Bishops embrace conference change, more openness

National Catholic Reporter, July 28, 1995

A dozen U.S. bishops formulated the following document over the past year, received endorsements from some 30 other bishops, and presented it to a National Conference of Catholic Bishops' ad hoc committee considering the restructuring of the NCCB and U.S. Catholic Conference, its administrative arm. Following NCR's report of this document in its June 30 issue, many readers asked to see it in its entirety. The document includes episcopal suggestions pertaining to the role of U. S. bishops and the need for dialogue with the Vatican. It includes a call for more openness in the church.

Looking back

Church life was different back in 1966 when the [National Conference of Catholic Bishops] was founded. Parish councils were uncommon and diocesan pastoral councils nonexistent, as were presbyteral councils and finance councils. Diocesan offices were different, too, mostly because there were fewer of them. The world was different, too. The reality of change in our country and the world is challenging all institutions -- nations, businesses, charities, schools, hospitals, governments, unions, families.

The NCCB has developed considerably in these nearly 30 years. One need only compare the agendas, procedures, structures and staff of 1966 to today. With the rest of the church, we've learned much about consultation and established structures and procedures that allow more openness. But the structures and procedures of any large organization can become so heavy that their weight works against what they were intended to achieve.

Looking ahead

One senses a growing feeling among bishops that as a conference we aren't accomplishing what we need to accomplish. We work hard at our meetings, the agendas are well-planned and full, but we leave with a feeling that we haven't dealt with many of the pressing and important matters that face us. No one, of course, is really prevented from speaking, but we somehow miss the opportunity to have the open exchange that reflects the thoughts and feelings one hears privately among the bishops themselves and among the priests and other leadership people in our dioceses. Many people see us as a conference remaining silent on the real issues while pursuing minutiae.

We seem to lack a mechanism to confront urgent matters, breaking issues. If something pressing arises in the U.S. church after the agenda has been set, we can modify our agenda when the meeting begins, but often nothing has been planned in this regard -- for example, ad hoc committee work, the presence of experts in the particular field. and so forth -- and we return home without having seriously addressed the issue, This has resulted in a loss of credibility with priests, religious and laypeople. Credibility gaps quickly become authority crises,

Why do major and Dressing concerns seem so often to go unaddressed? Surely not for lack of nerve. Bishops are accustomed to confronting hard issues, saying things that are not popular, taking the heat.
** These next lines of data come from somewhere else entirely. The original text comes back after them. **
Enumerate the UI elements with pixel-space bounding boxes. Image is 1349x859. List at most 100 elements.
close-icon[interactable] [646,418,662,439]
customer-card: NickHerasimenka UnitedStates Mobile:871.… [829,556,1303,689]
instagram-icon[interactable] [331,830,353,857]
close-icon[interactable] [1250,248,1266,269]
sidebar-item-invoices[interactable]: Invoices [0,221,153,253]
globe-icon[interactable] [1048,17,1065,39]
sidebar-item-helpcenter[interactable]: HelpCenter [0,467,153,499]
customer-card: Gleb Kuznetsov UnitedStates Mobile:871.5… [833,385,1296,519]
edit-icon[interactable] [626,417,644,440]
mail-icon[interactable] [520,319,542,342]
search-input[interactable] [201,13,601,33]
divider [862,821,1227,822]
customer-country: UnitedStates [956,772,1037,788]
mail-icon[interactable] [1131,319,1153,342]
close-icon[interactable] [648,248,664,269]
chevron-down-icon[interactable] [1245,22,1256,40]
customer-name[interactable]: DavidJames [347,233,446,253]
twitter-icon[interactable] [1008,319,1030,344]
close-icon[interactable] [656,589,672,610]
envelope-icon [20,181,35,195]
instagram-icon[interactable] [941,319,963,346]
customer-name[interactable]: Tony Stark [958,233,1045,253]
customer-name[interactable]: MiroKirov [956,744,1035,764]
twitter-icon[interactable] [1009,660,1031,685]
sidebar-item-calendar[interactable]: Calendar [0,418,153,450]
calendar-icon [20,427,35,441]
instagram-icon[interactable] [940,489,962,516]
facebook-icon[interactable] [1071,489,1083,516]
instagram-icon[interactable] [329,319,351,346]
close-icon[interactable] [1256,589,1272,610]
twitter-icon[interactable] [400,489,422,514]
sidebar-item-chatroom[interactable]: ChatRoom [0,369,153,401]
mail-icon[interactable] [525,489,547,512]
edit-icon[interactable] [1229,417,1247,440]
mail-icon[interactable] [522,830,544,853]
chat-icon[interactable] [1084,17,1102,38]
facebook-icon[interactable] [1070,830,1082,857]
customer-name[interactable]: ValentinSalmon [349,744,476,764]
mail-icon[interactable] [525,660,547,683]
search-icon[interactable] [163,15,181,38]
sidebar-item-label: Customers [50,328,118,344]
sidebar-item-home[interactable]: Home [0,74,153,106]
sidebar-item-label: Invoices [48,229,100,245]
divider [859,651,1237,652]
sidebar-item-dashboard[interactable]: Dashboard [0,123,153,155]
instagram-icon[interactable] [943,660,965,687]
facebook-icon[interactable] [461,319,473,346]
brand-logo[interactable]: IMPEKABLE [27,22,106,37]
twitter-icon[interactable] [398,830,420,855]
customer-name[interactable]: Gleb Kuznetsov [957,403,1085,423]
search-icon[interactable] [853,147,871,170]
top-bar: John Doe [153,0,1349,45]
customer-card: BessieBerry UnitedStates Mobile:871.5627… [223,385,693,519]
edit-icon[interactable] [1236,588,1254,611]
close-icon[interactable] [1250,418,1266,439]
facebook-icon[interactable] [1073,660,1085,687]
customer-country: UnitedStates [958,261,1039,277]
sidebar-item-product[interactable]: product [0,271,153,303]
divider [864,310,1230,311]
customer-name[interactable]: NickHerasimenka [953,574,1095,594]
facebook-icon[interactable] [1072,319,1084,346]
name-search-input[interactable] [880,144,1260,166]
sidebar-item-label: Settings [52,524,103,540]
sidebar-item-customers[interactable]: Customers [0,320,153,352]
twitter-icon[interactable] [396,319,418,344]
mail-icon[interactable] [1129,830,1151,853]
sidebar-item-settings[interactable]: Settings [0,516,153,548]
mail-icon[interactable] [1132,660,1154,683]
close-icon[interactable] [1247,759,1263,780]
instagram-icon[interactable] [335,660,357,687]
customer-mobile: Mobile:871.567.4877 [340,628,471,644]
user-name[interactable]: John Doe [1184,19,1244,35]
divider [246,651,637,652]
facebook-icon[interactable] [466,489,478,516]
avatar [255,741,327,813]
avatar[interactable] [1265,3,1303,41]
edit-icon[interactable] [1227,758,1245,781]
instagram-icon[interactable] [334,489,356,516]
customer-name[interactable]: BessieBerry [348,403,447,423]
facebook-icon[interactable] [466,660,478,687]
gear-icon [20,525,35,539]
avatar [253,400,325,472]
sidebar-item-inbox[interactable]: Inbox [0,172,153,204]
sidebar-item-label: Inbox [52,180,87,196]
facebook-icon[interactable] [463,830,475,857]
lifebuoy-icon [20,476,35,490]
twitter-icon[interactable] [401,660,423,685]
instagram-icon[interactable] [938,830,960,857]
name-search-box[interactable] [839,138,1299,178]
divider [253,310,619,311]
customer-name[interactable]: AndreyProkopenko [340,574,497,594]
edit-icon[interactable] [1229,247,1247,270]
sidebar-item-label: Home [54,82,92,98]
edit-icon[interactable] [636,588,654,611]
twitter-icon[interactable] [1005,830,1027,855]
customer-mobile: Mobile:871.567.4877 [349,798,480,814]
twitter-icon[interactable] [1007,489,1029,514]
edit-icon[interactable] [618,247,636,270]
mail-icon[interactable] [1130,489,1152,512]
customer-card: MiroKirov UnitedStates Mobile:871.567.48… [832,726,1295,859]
If we are not, as a collegial body, dealing with the real issues or speaking honestly and openly about them, it is not because bishops are afraid to do such things. One might wonder if it has to do with the particular nature of these issues; for example, they often involve disagreement with the approach taken by curial offices. Our twofold role as leaders of a particular church and members of the college of bishops creates a unique kind of pressure that ought to be addressed. One might also wonder if it also has to do with the structure of the conference and the format of the meetings.

Collegiality and episcopal conferences

It should be of our nature to work together in dealing collectively with the important or urgent issues in the lives of our people and to deal with them in an open way. By our nature we are collegial.

Lumen Gentium presents the "college" of bishops as part of the very foundation of the church, forging strong bonds among all bishops, and in a special way with the Holy Father who is included within the college as its head. Collegiality is not reserved to exceptional moments (for example, an ecumenical council) when the college exercises its highest power. Collegiality is part of the nature of episcopacy and ought always to be active.

Episcopal conferences are one of the significant ways in which collegiality has been exercised concretely. After speaking of patriarchates, Lumen Gentium says that in a like manner (simili ratione), episcopal bodies today are in a position to put this collegiate sense into action (#23). Pope Paul VI, in his opening address to the 1969 synod, said he had "already given proof of his will to give practical increase to episcopal collegiality, both by instituting the Synod of Bishops and in recognizing the episcopal conferences."

Christus Dominus expands upon this:

Nowadays especially, bishops

are frequently unable to fulfill their

office suitably and fruitfully unless

they work more harmoniously and

closely every day with other bishops.